CARRY-ALL. State Commercial Vehicle Enforcement Unit personnel access and enter inspection data via 120-MHz Stylistic 1200 pen tablets from Fujitsu America Inc. of San Jose, Calif. The tablets have 16M of RAM and 1.2G hard drives and run Windows 95 with Pen Services 2.0.

Inspectors now download state data into the tablets via 56-Kbps modems, but they will access the information in real time after the state expands wireless connectivity, said Wayne Gallant, management information systems director for the Public Safety Department.

MARYLAND

COVERING BASES. In a May briefing, Gov. Parris Glendening announced several year 2000 initiatives and reported that the state, which is well into the testing phase, will be ready for the new year.

Glendening signed an executive order creating three year 2000 task forces to handle public information and ensure technical preparedness and backup measures. He also announced a toll-free hotline for citizen inquiries.

MASSACHUSETTS

BANDWIDTH PLAN. The state is taking steps to develop the Massachusetts Community Network, which would bring high-bandwidth data services to schools, universities and state and local governments.

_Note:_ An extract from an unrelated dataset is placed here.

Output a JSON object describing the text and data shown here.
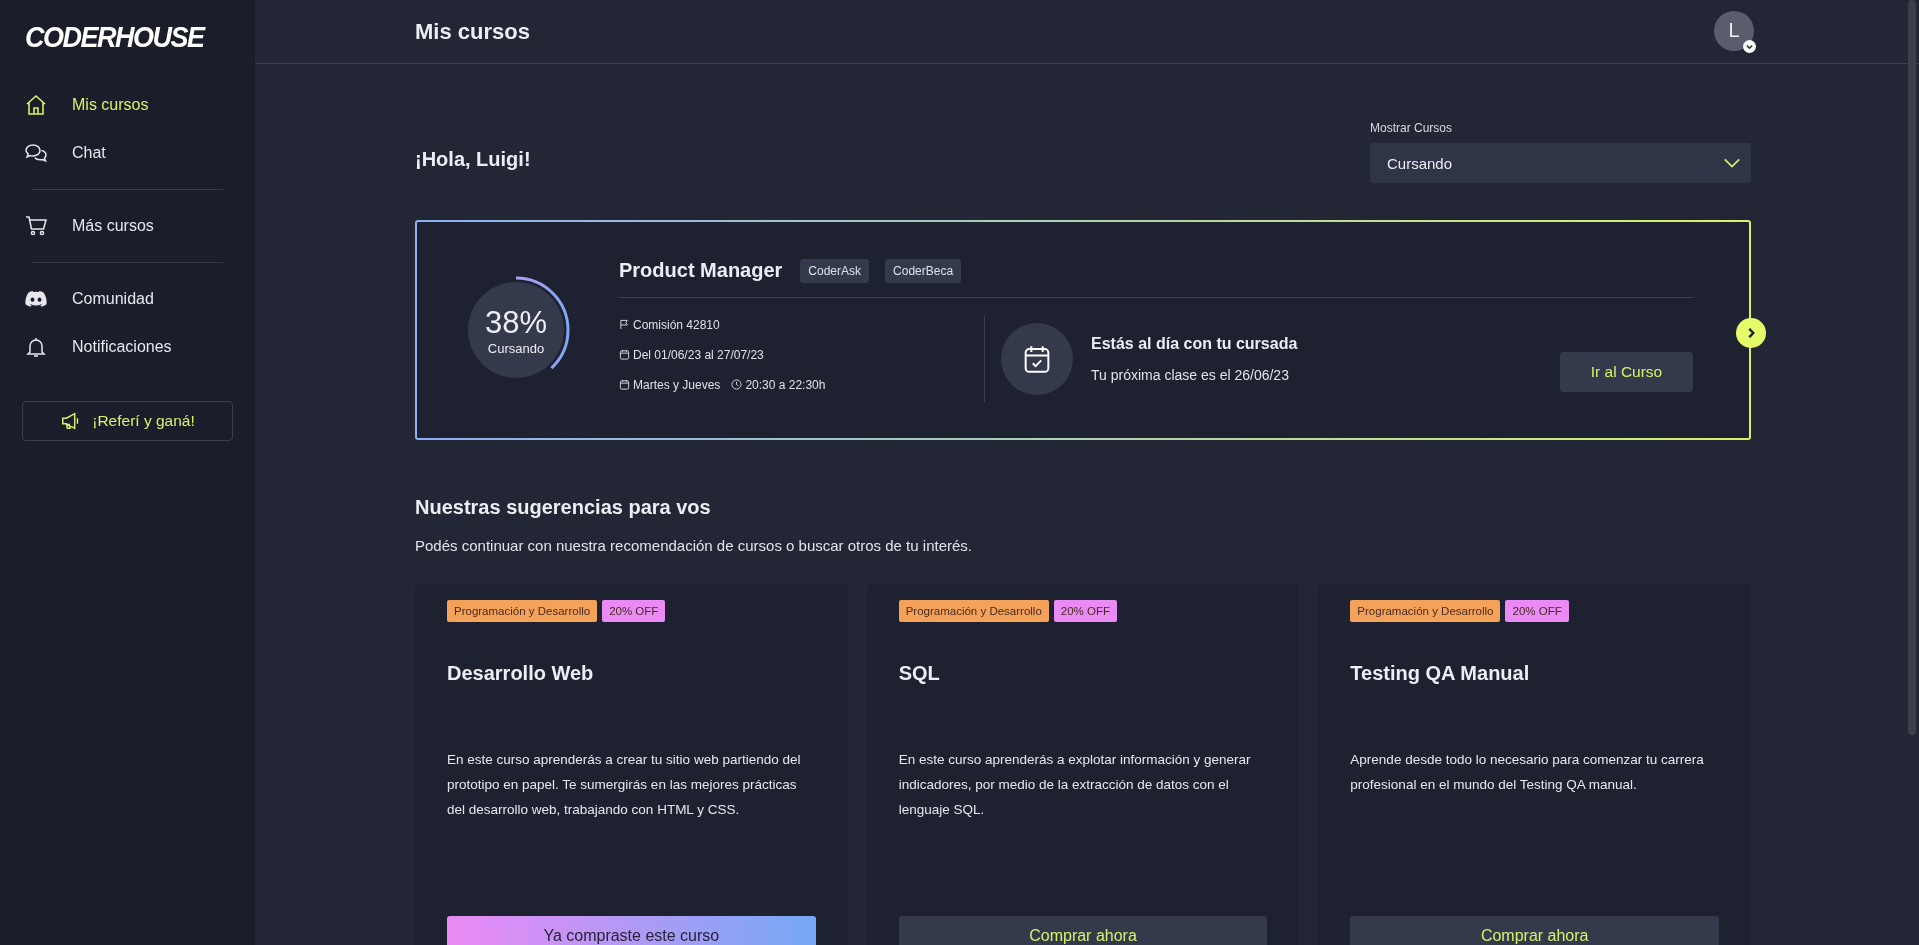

Legislation introduced into the General Court would create a board to oversee and set network policy, establish a network trust fund and add $10 million to the $5 million appropriation already approved, said Ray Campbell, general counsel for the Commonwealth IT Division.

MICHIGAN

TOUCH CONTROL. The year-old, state-of-the-art Byron Center High School in Grand Rapids has installed distance-learning products from Sony Electronics Inc. of Park Ridge, N.J., and Innovative Communications Inc. of Grand Rapids.

Each of the school's 30 classrooms has at least two TV monitors, two video cameras, an overhead document camera, a VCR and an audio tape deck from Sony, as well as an Internet-connected PC. Innovative Communications' touch-screen Classroom Resource Management System lets students and teachers control the setup.

MINNESOTA

MASTERING SECURITY. Midwest Systems of St. Paul, Minn., recently won a master contract to deploy several Internet security products, including Sidewinder Internet firewall software from Secure Computing Corp. of Roseville, Minn.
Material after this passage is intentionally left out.